Congress trades are a corroborating signal, not a primary thesis. Pair them with the corporate insider view and the 13F institutional picture for a more complete read. A lawmaker buying a name that also has cluster insider buying and rising institutional accumulation is a more interesting data point than any one signal in isolation.

What not to conclude

  • Do not assume front-running. The trade happened 30–45 days before you see the disclosure. The information advantage, if any existed, has largely decayed by publication date.
  • Do not treat the average member as having an edge. The base rate from NBER w26975 is approximately zero for the typical member. A headline that says “Congress is buying X” without conditioning on who is buying means very little.
  • Do not quote dollar amounts as precise figures. The $8,000 or $32,500 midpoint is a bucket approximation. The actual trade could have been anywhere within the disclosed range.
  • Do not extrapolate from a single member’s run. One member trading one sector well over one quarter is anecdote. It is not proof of a repeatable edge. Sample sizes matter; verify with the full history before drawing conclusions.
  • Do not conflate asset classes. A muni bond purchase is not an equity bet. Filter by asset_class before treating any disclosure as a stock signal.

The STOCK Act dataset is one of the more unusual inputs in public markets research — direct visibility into disclosed transactions by the people who write the rules. That is genuinely interesting and worth monitoring. The discipline is in the framing: condition on power, anchor on publication date, rank by buckets, and validate with sample sizes. Applied that way, it is a legitimate corroborating signal. Applied as a headline, it is mostly noise.

Frequently asked questions

Do congressional stock trades beat the market?

On average, no. NBER working paper w26975 found that the average member of Congress does not outperform a broad index. The conditional exception is leadership and members on powerful, relevant committees whose jurisdictions overlap with the sector they are trading. Treating Congress as a monolith with an edge is a documented mistake; the signal, where it exists at all, is narrow and conditional.

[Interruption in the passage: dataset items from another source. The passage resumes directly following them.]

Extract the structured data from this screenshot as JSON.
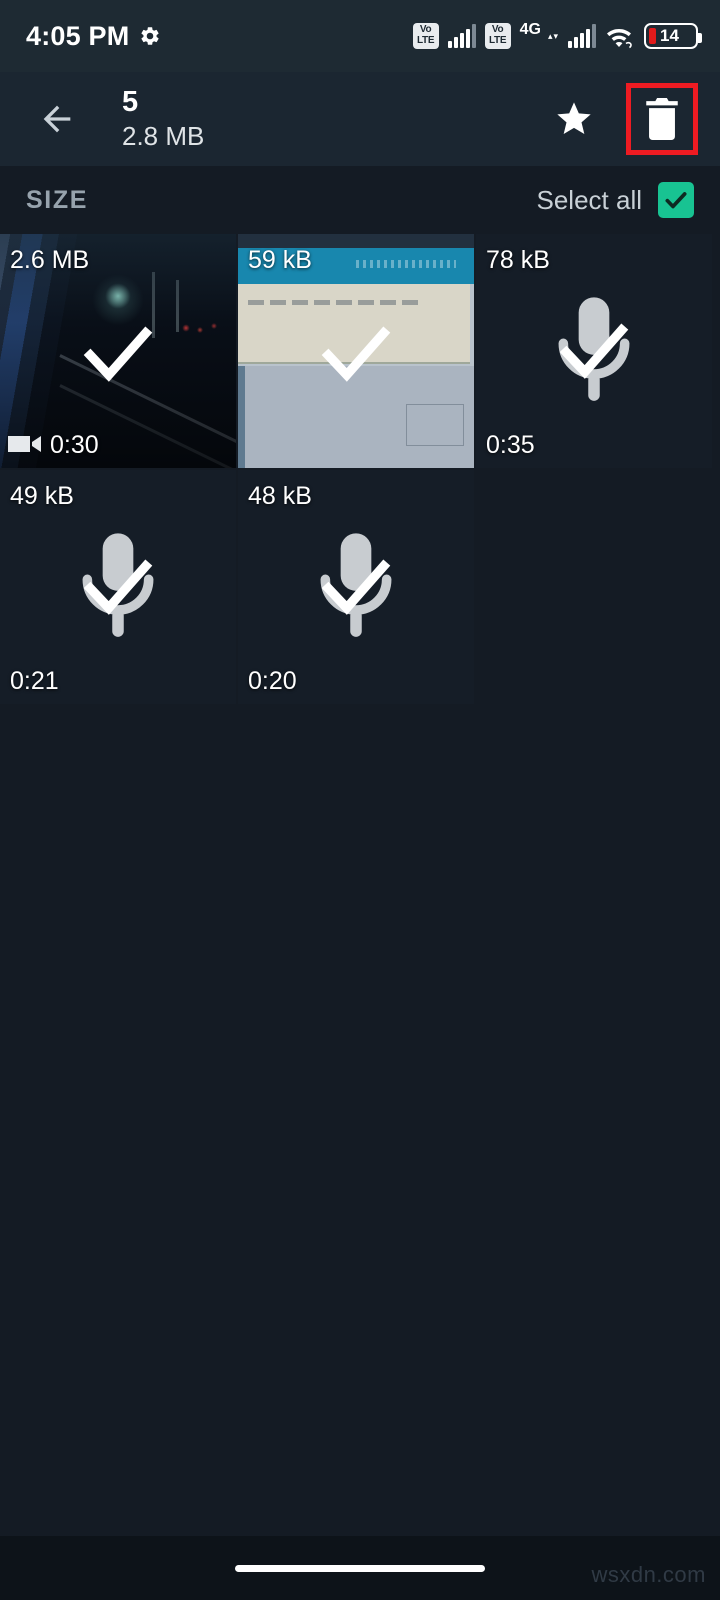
{
  "status_bar": {
    "time": "4:05 PM",
    "gear_icon": "gear-icon",
    "volte_label_1": "VoLTE",
    "volte_line1": "Vo",
    "volte_line2": "LTE",
    "network_type": "4G",
    "wifi_icon": "wifi-icon",
    "battery_percent": "14"
  },
  "app_bar": {
    "back_icon": "back-arrow-icon",
    "selected_count": "5",
    "selected_size": "2.8 MB",
    "star_icon": "star-icon",
    "delete_icon": "trash-icon",
    "highlight_color": "#ee1b22"
  },
  "toolbar": {
    "sort_label": "SIZE",
    "select_all_label": "Select all",
    "select_all_checked": true,
    "accent_color": "#18c392"
  },
  "grid": {
    "items": [
      {
        "size": "2.6 MB",
        "duration": "0:30",
        "type": "video",
        "selected": true,
        "thumb": "train-night-thumbnail"
      },
      {
        "size": "59 kB",
        "duration": "",
        "type": "image",
        "selected": true,
        "thumb": "document-screenshot-thumbnail"
      },
      {
        "size": "78 kB",
        "duration": "0:35",
        "type": "audio",
        "selected": true,
        "thumb": "microphone-icon"
      },
      {
        "size": "49 kB",
        "duration": "0:21",
        "type": "audio",
        "selected": true,
        "thumb": "microphone-icon"
      },
      {
        "size": "48 kB",
        "duration": "0:20",
        "type": "audio",
        "selected": true,
        "thumb": "microphone-icon"
      }
    ]
  },
  "nav_bar": {
    "home_pill": "gesture-home-pill"
  },
  "watermark": {
    "text": "wsxdn.com"
  }
}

Is following congressional trades front-running or insider trading?

No, and importantly it cannot be front-running. The STOCK Act mandates disclosure within 45 days of the trade date, so by the time you see the filing the information has been public for up to 45 days. You are following a disclosed, already-executed trade weeks after the fact, not acting ahead of it. The publication date is the materially-public moment, and recency analysis should anchor to that date, not the trade date.

How accurate are the disclosed dollar amounts?

They are bucket midpoints, not exact figures. The STOCK Act requires members to report transactions in value ranges such as $1,001–$15,000 or $15,001–$50,000. Analysts typically represent these as midpoints (roughly $8,000 and $32,500 respectively). These estimates are useful for ranking relative size but should never be quoted as precise dollar amounts.

Which members are actually worth watching?

The academic literature points to leadership and members on committees with jurisdiction over the relevant sector as the conditional exception to the no-edge baseline. The underlying logic is that committee work creates information asymmetry around specific industries — defense, healthcare, finance, technology — rather than across the board. Still, even within that subset, a single trade is anecdote, not a reproducible edge. Filter by power and asset class, then validate with sample sizes before drawing conclusions.